1 Novembre 1991
Rapimento
Die Entführung aus dem Serail è l’opera che inizia una fase nuova nella carriera teatrale di Mozart. Nessuna
opera, né precedente né successiva, offre una tale profusione di musica allo
stato puro, di canto, di invenzione timbrica. Si suol dire che solo realizzando
la fusione dei generi Mozart sviluppasse un senso drammatico pieno attraverso
l’orchestra, la gradazione dei caratteri e la continuità dell’azione: ma è
esprimendosi nella propria lingua, sfruttando l’alternanza di parti parlate e
cantate propria del Singspiel, che individuò non
solo le radici di una fantastica forma di teatro ma anche la sua vera natura di
compositore drammatico. Ciò che colpisce nella Entführung,
e poi nella Zauberflöte, è la decisa affermazione di
valori morali, umani; cui la musica partecipa con una carica di commozione
semplice e diretta: qualcosa di diametralmente opposto al programmatico
disincanto e al realismo amaro delle opere italiane. Sembra quasi che Mozart
adotti un linguaggio del cuore e della mente diverso nelle forme del teatro
tedesco e italiano: come se quei mondi fossero anche spiritualmente, eticamente
diversi.

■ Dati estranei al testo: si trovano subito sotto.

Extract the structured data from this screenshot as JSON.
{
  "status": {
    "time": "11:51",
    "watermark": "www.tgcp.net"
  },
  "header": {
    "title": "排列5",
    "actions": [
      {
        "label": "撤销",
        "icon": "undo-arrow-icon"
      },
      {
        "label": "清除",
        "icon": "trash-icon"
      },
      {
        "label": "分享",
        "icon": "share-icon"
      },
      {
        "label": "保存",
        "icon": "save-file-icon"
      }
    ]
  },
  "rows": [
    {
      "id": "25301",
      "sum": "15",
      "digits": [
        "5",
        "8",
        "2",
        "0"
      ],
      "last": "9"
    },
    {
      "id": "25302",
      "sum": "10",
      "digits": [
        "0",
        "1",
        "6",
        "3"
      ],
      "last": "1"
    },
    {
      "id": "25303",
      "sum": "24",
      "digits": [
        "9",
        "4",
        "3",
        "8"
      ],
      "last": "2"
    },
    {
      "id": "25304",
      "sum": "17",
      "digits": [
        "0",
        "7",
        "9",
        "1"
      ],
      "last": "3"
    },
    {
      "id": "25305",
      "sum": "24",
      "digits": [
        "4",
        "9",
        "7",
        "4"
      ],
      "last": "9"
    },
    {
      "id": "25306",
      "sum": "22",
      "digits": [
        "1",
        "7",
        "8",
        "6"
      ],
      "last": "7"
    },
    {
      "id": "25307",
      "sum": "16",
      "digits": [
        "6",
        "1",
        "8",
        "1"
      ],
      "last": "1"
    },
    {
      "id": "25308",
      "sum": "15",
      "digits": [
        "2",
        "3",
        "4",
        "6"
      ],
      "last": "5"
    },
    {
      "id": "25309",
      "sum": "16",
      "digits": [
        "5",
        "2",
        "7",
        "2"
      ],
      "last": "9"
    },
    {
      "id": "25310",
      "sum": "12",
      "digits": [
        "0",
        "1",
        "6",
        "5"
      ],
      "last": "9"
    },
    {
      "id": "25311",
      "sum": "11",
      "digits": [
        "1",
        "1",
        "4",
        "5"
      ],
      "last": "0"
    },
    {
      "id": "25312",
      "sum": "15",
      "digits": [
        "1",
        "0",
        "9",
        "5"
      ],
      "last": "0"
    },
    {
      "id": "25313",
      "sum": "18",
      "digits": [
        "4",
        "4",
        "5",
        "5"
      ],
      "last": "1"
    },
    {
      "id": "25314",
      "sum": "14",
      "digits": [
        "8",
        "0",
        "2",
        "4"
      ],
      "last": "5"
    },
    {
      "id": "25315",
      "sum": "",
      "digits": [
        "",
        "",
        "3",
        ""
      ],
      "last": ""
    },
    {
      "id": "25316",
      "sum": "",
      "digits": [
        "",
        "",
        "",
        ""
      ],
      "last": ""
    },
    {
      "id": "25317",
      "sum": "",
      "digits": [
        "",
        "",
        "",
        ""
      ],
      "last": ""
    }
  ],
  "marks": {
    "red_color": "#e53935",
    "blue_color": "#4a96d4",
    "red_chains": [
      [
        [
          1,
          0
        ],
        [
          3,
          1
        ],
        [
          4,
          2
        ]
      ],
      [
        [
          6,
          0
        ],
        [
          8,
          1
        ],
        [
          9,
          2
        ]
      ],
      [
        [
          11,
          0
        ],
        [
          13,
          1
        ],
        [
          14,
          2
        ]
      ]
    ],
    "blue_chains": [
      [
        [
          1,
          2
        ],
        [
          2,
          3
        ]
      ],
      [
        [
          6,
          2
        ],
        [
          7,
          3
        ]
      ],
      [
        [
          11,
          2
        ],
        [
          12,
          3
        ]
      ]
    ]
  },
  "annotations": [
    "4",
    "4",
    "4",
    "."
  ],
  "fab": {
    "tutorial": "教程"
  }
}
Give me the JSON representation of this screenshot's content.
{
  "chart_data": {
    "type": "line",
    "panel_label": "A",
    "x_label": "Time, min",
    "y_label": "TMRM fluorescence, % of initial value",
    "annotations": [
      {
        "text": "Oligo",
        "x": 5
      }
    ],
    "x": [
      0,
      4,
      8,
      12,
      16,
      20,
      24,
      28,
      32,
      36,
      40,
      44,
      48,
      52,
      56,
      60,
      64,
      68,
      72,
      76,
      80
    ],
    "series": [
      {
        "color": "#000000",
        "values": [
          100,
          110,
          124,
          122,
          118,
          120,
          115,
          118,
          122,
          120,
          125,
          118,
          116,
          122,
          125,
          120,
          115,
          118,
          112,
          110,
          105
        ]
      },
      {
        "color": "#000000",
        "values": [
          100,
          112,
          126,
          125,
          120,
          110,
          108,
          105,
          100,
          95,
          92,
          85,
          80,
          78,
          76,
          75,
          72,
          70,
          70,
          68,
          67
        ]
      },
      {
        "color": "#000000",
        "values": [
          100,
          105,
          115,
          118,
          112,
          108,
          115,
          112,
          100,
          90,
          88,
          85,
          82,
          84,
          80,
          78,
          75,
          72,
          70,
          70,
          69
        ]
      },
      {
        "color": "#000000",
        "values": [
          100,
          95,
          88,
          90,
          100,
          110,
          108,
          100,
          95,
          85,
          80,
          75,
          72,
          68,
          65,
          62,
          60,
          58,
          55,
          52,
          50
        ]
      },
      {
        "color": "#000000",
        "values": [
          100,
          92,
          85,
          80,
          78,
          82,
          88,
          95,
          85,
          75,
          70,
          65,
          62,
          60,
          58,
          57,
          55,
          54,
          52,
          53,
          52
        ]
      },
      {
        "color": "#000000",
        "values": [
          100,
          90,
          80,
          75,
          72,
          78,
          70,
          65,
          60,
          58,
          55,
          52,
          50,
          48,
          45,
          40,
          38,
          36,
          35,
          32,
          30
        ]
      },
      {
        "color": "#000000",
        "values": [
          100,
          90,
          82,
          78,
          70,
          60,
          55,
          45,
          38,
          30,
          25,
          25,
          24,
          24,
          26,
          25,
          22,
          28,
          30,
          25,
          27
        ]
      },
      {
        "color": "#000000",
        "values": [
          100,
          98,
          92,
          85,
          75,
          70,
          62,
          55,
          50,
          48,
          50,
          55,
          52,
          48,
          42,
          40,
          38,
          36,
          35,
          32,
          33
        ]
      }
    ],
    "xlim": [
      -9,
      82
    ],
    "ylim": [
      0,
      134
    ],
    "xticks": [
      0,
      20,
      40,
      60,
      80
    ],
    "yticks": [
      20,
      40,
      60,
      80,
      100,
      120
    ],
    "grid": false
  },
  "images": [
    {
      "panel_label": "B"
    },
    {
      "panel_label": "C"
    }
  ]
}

La sua visione non è però ideologica e tanto meno manichea, bensì
aperta a riconoscere che il vero senso etico sta dietro le apparenze dei comportamenti
e degli atteggiamenti. Per questo egli fu, dietro le apparenze, un artista
profondamente morale. Il ribaltamento delle apparenze è la tecnica, di forte
efficacia anche teatrale, che Mozart usa per affermare questi valori: nella Entführung il pascià Selim concede spontaneamente e
inaspettatamente la libertà a Constanze dopo aver sperimentato che niente vale
a piegare la forza dell’amore. Che un turco ostile e minaccioso potesse
dimostrare quella nobiltà d’animo e quella moderazione che l’uomo civile
europeo sembrava già allora aver perdute poteva suonare come una stravaganza
esotica: per Mozart era il segno di una verità e di una giustizia depositate
nel fondo eterno delle cose. Il Vaudeville con cui si chiude l’opera è più di
un elettrizzante lieto fine, è la ricomposizione di quell’ordine interno ed
esterno che dà all’uomo e al mondo, oltre la finzione del teatro, serenità,
quiete e armonia. C’è però un fatto da ricordare. All’illuminato Selim manca il
dono del canto: colui parla soltanto. Nel suo serraglio non esistono melodie:
ed è il rapimento della musica, che lo ferisce al cuore, a vincerlo alla fine.